A few numbers to illustrate the feasibility of an orderly return to stable fiscal regimes: Greece with about Euro 300 billion in debt has to pay around 15 billion in interest with an interest rate around 5 per cent. To bring debt down to a more reasonable 150 billion over a period of 30 years would mean a net repayment of 5 billion. This total of 20 billion Euros distributed over a population of 11 million may appear to be a heavy burden but it is only 6 per cent of GDP. Now we all know that spending is more fun than saving but to say that this is not possible is not a statement of fact.

The will may be lacking but like in personal life, is it really too much to cut spending by 6 per cent? At least some part of this money goes to internal creditors who will spend the money and thus stimulate the economy. Money does not disappear in a black hole! Repayment will also mean that interest rates will be on a downward trajectory or remain low. And repayment of foreign creditors will allow them to spend more and stimulate the whole European Economy.

Tuesday 27 April 2010

Controlled inflation - solution to debt overhang?

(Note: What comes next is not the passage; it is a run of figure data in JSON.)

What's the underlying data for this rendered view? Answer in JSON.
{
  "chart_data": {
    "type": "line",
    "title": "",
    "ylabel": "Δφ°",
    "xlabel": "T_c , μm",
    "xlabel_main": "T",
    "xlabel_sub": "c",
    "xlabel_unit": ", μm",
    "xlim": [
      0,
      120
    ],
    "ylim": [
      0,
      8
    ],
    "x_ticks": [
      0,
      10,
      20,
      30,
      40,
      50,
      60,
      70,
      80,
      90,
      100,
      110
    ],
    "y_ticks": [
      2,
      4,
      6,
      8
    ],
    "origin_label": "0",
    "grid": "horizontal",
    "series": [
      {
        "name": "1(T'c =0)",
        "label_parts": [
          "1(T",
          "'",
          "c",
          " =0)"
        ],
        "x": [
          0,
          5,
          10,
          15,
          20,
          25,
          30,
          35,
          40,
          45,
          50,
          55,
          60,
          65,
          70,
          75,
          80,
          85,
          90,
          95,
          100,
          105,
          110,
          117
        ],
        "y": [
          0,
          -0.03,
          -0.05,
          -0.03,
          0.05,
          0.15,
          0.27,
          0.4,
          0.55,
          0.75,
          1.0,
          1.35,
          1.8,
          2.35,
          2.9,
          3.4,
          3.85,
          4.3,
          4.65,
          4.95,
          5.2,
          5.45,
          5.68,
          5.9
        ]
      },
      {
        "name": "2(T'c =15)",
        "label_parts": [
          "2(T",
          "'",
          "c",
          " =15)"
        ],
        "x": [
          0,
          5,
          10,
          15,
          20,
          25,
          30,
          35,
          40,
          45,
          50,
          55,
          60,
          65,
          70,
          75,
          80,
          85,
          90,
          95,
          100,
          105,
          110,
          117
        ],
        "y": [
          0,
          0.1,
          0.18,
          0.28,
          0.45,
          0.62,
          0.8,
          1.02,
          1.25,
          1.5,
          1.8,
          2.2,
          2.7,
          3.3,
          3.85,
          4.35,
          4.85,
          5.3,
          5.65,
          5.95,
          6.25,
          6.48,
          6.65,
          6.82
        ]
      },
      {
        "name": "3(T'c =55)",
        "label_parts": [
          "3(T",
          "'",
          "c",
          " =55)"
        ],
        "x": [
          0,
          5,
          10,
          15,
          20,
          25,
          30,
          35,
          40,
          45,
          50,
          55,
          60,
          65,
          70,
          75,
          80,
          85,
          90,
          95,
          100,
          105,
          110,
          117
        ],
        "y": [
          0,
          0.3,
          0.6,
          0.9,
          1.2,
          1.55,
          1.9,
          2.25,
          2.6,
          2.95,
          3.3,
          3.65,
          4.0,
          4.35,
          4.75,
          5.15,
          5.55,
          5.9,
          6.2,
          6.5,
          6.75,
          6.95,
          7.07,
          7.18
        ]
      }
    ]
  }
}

We try to keep economics out of our blog but sometimes we just cannot resist the temptation. The reason why there is a slowly-rising tide of calls for allowing a 'controlled' rise in inflation seems to be that politicians and technocrats seem to see no chance in reversing - or even stopping - the tendency for public (and private) debt to grow. Naturally, reversing a trend that has been going on for the better part of nearly four decades is not achievable in a year or two. So the only way to reduce total indebtedness would be a painful adjustment process lasting many years - much longer than the election cycle in any western democracy. But this is not to say that it would be impossible and it is doubtful whether relying on inflation would mean that the adjustment burden is shared more equally between all groups of the population. One should also not forget that in a closed economy the citizens owe the debt to themselves in aggregate. The problem is that the debtors and the creditors are different people and therefore repayment of the debt means that the debtors carry the adjustment burden.